BANDUNG, PelitaJabar – Pascabencana banjir bandang dan tanah longsor di wilayah Aceh, Sumatra Utara, dan Sumatra Barat, Nurani Astra menyerahkan 156 unit alat kesehatan dan 20 unit ambulans kepada Kementerian Kesehatan RI (RI).
“Pemerintah mengapresiasi dukungan Astra dalam membantu memperkuat layanan kesehatan bagi masyarakat di wilayah terdampak bencana. Kolaborasi seperti ini sangat penting untuk memastikan fasilitas kesehatan di daerah agar dapat terus memberikan pelayanan yang cepat dan memadai terutama pemulihan pascabencana,” papar Menteri Kesehatan Budi Gunadi Sadikin, saat menyaksikan penyerahan ambulans dan alat kesehatan secara simbolis, di Kantor Kemenkes di Jakarta pekan lalu.

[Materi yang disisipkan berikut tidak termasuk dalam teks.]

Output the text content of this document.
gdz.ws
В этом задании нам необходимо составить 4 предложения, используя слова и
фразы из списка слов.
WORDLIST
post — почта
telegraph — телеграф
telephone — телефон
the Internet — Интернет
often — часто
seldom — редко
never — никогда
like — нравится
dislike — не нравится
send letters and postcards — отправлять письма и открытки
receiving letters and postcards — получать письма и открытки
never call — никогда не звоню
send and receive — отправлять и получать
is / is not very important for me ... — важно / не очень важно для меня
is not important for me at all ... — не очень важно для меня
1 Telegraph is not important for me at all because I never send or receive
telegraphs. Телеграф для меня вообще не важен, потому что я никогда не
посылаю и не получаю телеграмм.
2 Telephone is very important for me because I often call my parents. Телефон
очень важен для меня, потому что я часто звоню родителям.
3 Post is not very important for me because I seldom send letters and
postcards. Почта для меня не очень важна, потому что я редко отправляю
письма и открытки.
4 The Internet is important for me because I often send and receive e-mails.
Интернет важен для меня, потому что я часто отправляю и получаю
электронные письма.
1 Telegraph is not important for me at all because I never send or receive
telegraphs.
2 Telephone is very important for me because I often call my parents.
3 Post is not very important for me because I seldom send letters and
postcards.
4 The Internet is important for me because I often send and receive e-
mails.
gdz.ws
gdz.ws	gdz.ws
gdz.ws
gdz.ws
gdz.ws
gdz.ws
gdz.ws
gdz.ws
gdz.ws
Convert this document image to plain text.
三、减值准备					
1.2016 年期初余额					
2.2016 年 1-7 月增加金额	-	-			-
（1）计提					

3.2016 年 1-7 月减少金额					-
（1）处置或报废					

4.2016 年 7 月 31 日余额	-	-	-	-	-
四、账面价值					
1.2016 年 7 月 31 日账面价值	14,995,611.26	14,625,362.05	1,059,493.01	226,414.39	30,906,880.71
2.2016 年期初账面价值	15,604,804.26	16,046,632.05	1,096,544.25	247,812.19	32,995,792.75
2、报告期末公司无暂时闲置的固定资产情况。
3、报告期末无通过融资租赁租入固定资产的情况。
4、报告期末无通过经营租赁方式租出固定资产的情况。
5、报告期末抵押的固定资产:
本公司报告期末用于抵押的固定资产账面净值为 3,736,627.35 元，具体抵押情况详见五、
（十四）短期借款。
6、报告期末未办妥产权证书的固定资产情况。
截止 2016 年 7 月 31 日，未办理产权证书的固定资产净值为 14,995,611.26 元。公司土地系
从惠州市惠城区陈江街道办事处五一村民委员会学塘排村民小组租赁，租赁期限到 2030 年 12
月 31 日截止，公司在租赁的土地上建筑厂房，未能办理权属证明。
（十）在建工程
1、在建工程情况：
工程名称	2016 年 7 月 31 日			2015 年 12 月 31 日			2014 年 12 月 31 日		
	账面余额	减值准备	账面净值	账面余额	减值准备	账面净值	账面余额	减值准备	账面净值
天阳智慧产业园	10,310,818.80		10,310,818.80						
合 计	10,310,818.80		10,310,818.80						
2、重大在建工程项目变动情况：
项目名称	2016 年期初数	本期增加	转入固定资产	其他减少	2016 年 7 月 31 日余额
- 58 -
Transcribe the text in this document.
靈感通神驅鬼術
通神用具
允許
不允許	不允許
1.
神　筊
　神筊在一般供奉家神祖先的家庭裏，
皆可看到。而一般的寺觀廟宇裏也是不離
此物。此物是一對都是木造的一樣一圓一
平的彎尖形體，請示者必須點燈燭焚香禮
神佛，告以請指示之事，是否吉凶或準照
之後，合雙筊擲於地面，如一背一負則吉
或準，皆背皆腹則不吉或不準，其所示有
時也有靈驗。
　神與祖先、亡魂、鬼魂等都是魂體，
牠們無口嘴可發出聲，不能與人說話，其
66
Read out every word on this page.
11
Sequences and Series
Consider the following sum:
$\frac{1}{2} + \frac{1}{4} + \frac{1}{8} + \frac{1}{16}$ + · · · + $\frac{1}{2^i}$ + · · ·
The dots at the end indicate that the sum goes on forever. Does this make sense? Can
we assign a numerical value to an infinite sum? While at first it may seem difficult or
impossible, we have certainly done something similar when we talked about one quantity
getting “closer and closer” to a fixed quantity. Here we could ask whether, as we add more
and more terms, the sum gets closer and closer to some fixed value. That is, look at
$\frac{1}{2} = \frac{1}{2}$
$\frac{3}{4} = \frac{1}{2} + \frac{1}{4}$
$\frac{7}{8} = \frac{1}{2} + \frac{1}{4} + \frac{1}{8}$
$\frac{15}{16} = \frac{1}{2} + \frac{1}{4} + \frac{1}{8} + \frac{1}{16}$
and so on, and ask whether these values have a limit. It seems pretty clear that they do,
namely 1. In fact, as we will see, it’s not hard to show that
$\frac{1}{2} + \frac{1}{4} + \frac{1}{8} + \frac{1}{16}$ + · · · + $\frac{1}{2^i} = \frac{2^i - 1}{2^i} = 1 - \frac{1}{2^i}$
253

Sementara Chief of Corporate Affairs Astra Boy Kelana Soebroto mengungkapkan, Nurani Astra berupaya hadir dan berkontribusi dalam membantu masyarakat yang tengah menghadapi masa pemulihan pascabencana.
ADVERTISEMENT

SCROLL TO RESUME CONTENT
“Penyaluran ambulans dan alat kesehatan ini, diharapkan dapat memperkuat layanan kesehatan di daerah terdampak, sehingga masyarakat dapat memperoleh akses pertolongan medis dengan lebih cepat dan lebih baik,” bebernya.
Ke 20 unit ambulans didistribusikan ke wilayah terdampak. Rinciannya 16 unit Ambulans disalurkan kepada Puskesmas di wilayah Aceh dan 1 unit kepada RSUD di Aceh, serta masing-masing 1 unit ambulans kepada Puskesmas di Tapanuli Tengah, RSUD di Kota Medan, dan Puskesmas di Kota Padang Pariaman.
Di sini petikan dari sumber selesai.